本章主要介绍左外连接(LEFT JOIN)
共介绍了六种的实现方式
- 用传统的mapreduce()方法
- 用传统的spark方法
- 用spark的leftOutJoin()方法
- 用传统的Scala实现
- 用Scala的leftOutJoin()方法
- 用Scala高效的DataFrame实现
本章数据的输入输出及目标结果
- 输入user表(user_id,location_id)
- 输入transaction表(transaction_id,product_id,user_id,quantity,amount)
- 输出为(product_id,{distinct<location_id> as L, L.size})
运行结果的SQL表示
- SELECT product_id,location_id FROM transactions LEFT OUTER JOIN users ON transactions.user_ID = users.user_ID
- SELECT product_id,count(distinct location_id) FROM transactions LEFT OUTER JOIN users ON transactions.user_ID = users.user_ID group by product_id
++使用传统MapReduce实现++
header 1 | header 2 |
---|---|
LeftJoinDriver | 提交阶段1作业的驱动器 |
LeftJoinReducer | 左连接归约器 |
LeftJoinTransactionMapper | 左连接交易映射器 |
LeftJoinUserMapper | 左连接用户映射器 |
SecondarySortPartitioner | 对自然键分区 |
SecondarySortGroupComparator | 对自然键分组 |
LocationCountDriver | 提交阶段2作业的驱动器 |
LocationCountMapper | 定义map()完成地址统计 |
LocationCountReducer | 定义reduce()完成地址统计 |
首选为两个映射器
//可看成映射的规则为加上识别字段
//组成的格式为{(user,1),("L",product)}这样的key-value格式
//UserMapper
public void map(LongWritable key, Text value, Context context)
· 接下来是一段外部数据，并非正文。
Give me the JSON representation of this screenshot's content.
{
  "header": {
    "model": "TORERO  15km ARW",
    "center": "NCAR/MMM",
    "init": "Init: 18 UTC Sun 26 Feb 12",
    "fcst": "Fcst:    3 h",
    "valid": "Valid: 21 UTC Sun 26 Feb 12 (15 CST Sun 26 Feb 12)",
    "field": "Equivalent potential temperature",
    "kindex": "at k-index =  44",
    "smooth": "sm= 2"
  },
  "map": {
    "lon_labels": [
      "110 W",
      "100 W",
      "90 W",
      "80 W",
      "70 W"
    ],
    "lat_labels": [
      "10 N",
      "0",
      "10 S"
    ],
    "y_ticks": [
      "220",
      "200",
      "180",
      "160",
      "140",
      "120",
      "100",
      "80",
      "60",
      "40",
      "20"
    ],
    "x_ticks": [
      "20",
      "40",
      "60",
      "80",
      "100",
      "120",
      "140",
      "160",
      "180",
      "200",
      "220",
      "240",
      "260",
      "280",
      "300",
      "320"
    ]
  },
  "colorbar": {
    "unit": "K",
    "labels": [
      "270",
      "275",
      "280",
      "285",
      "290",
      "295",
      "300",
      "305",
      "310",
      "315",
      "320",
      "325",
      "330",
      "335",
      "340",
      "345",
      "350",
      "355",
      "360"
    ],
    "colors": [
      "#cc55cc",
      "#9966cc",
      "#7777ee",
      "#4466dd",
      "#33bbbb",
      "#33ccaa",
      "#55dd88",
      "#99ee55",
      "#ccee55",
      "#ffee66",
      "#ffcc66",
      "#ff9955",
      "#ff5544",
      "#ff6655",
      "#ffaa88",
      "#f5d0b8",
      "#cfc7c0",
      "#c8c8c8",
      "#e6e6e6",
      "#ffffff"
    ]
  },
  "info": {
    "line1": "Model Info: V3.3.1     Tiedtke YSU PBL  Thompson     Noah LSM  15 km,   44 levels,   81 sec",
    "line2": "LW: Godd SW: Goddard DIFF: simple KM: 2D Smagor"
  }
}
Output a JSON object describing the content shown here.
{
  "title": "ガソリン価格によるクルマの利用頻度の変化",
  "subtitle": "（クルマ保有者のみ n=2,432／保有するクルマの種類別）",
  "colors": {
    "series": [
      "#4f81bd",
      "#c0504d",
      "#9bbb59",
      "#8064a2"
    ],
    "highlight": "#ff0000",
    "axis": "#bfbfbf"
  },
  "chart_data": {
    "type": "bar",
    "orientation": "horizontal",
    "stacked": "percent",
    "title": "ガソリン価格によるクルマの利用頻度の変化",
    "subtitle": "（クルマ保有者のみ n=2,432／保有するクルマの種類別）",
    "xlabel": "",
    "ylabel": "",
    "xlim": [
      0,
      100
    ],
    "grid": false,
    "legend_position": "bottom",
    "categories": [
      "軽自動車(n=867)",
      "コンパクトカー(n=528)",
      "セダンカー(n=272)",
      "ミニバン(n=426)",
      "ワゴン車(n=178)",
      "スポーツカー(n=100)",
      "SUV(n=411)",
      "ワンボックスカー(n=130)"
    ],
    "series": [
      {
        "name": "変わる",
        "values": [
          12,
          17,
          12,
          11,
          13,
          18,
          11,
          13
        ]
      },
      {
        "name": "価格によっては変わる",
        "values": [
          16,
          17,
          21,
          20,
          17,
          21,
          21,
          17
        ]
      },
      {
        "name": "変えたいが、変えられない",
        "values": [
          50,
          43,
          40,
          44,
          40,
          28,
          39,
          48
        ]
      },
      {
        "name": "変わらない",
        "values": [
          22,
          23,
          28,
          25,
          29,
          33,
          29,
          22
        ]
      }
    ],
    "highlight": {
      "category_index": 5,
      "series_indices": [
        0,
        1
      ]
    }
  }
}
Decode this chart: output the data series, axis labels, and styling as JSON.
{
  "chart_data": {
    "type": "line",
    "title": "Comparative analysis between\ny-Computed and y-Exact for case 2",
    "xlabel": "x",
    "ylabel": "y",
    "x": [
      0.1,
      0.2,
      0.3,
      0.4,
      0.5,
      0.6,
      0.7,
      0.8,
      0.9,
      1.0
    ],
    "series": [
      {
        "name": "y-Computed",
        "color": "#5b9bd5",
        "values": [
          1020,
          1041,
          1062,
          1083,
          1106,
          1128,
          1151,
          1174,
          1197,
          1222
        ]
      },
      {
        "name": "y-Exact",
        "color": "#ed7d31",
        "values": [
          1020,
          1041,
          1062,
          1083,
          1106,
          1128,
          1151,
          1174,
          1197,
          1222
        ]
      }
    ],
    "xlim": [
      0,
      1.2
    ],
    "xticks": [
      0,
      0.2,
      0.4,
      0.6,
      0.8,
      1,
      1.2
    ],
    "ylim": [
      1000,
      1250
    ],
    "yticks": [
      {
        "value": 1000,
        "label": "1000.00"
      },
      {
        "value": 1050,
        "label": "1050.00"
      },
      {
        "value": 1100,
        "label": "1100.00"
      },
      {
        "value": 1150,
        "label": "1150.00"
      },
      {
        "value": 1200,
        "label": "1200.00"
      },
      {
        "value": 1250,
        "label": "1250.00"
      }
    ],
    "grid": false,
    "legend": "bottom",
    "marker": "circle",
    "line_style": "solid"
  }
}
throws java.io.IOException, InterruptedException {
String[] tokens = StringUtils.split(value.toString(), "\t");
if (tokens.length == 2) {
// tokens[0] = user_id
// tokens[1] = location_id
// to make sure location arrives before products
outputKey.set(tokens[0], "1"); // set user_id
outputValue.set("L", tokens[1]); // set location_id
context.write(outputKey, outputValue);
}
}
//TransactionMapper
public void map(LongWritable key, Text value, Context context)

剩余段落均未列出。